Split contracting is now the preferred procurement model for BESS and other renewable energy projects
Since our last update, the trend towards split contracting for BESS and other renewable energy projects has solidified. Other than for utility-scale solar projects where the EPC contract model is still utilised, usually with the free issuing of the modules and other equipment, developers are favouring a split contracting model due to its flexibility, cost-effectiveness, and ability to engage specialised suppliers and contractors for different project components.
The split contracting model allows for a more balanced risk allocation and better management, which is crucial as projects grow in complexity and scale, and to keep down costs in the current inflationary market environment.
Main issues encountered in negotiating split procurement contracts
While split contracting offers several advantages, it also presents unique challenges that must be carefully managed during negotiations. Below, we outline some of the main issues we are seeing in the market:
Interface and coordination of design and performance of work
One of the critical challenges in split contracting is ensuring seamless coordination between multiple contractors and suppliers and the interface of the various works. This issue becomes particularly pronounced when parties do not agree to a separate coordination and interface deed. In such cases, the developer must take on the responsibility for ensuring that all contractors and suppliers coordinate effectively in preparing the designs, performing the works and that works correctly interface with each other. This requires the developer to have personnel with the necessary skill set to manage these complexities and risks.
Whilst the developer generally assumes the risk for any failures in coordination or interface under a split contracting model, entering into a separate coordination and interface deed with the contractors and suppliers assists in shifting some of the coordination obligations and interface risks to the contractors and suppliers, thus reducing the potential for delays and increased costs.
Obligations and risks related to grid connection
Grid connection continues to be a complex and high-risk area in renewable energy projects. We are now seeing matrices for grid connection obligations becoming even more detailed, reflecting the increased complexity of these projects and the increased risks faced by a project connecting to a grid that is currently hosting a number of competing projects, or will in the future.

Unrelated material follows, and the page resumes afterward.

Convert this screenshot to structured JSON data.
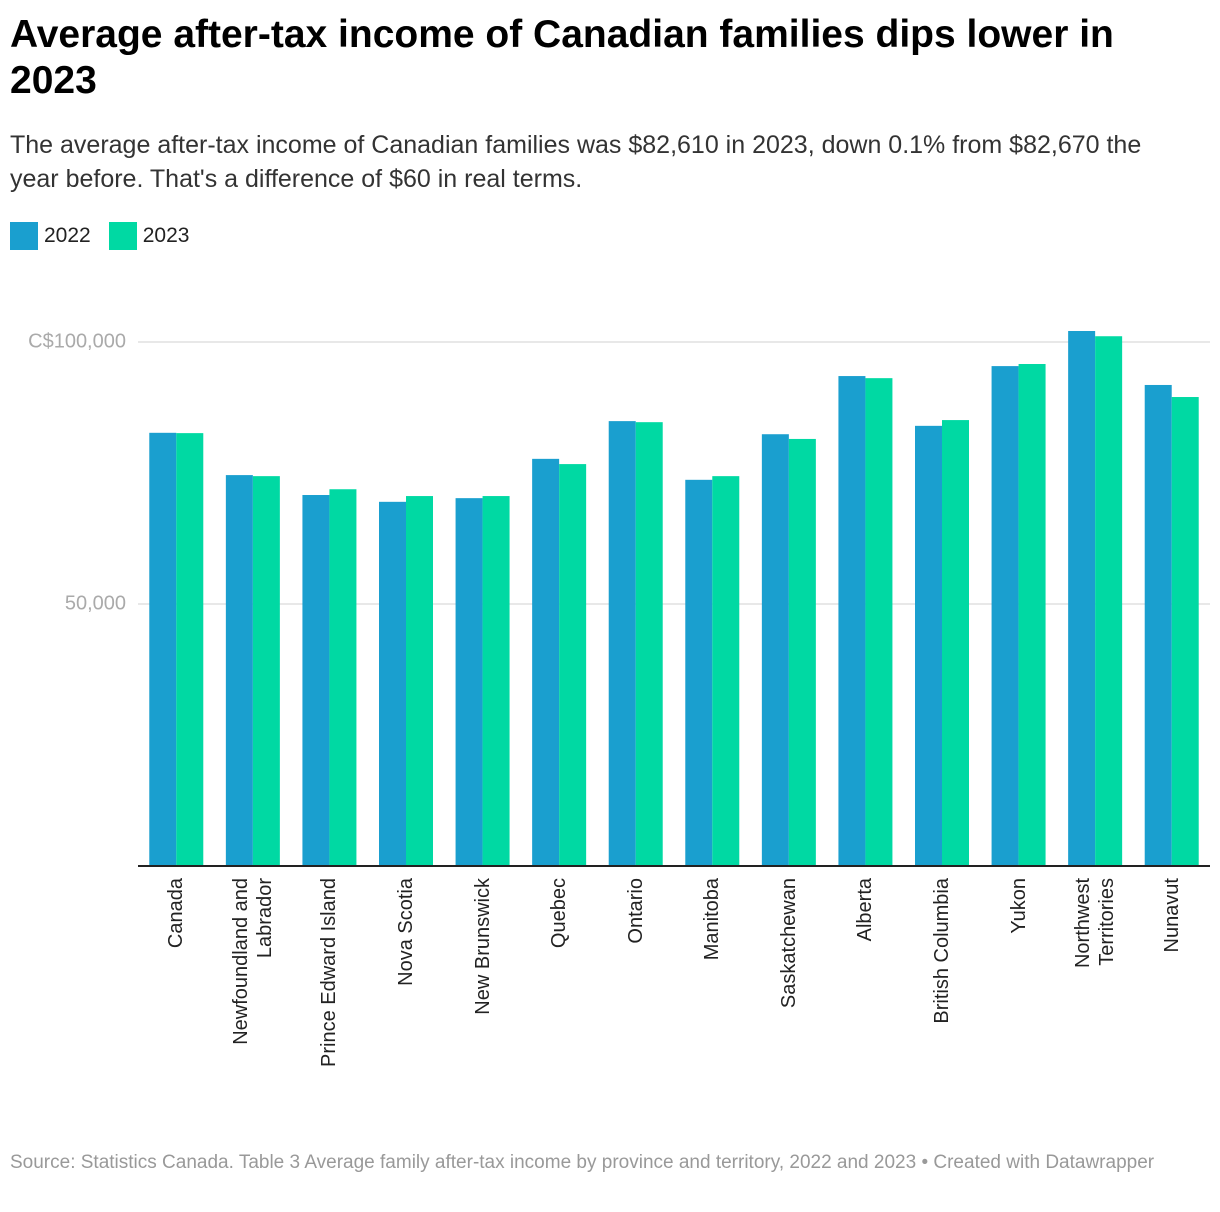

Developers are taking on more obligations and risks related to grid connection, which requires careful management and detailed allocation of obligations and risks to mitigate potential issues. This also requires the developer to have personnel with the necessary skill set to manage these obligations and risks.
Global procurement risk
The global nature of procurement for renewable energy projects has always added additional risks to these projects.
Potential delays and increased costs resulting from force majeure events, changes in law or the application of sanctions are risks faced by every renewable energy project. In the past, contractors and suppliers have generally accepted these risks occurring outside of Australia, as risks inherent in their international procurement business model.
Given the current uncertainties in global trade developers are increasingly assuming these risks, especially for wind projects, with the potential for significant impacts on the project timeline and costs, as well as financing costs and contingencies.
Conclusion
The shift towards split contracting models for BESS and other renewable energy projects continues to gain momentum. While this model offers several benefits, it also requires the developer to take on more project risk and to carefully manage the complexities of delivering these projects. This comes with additional costs which may offset a large proportion of the cost benefits obtained from using a split contracting model.
As the Australian renewable energy procurement market evolves, we expect further innovations in contract procurement and management strategies, drawing on experiences from more mature overseas markets. Our team at Norton Rose Fulbright remains at the forefront of these developments, ready to assist our clients in navigating the challenges and opportunities in the renewable energy sector.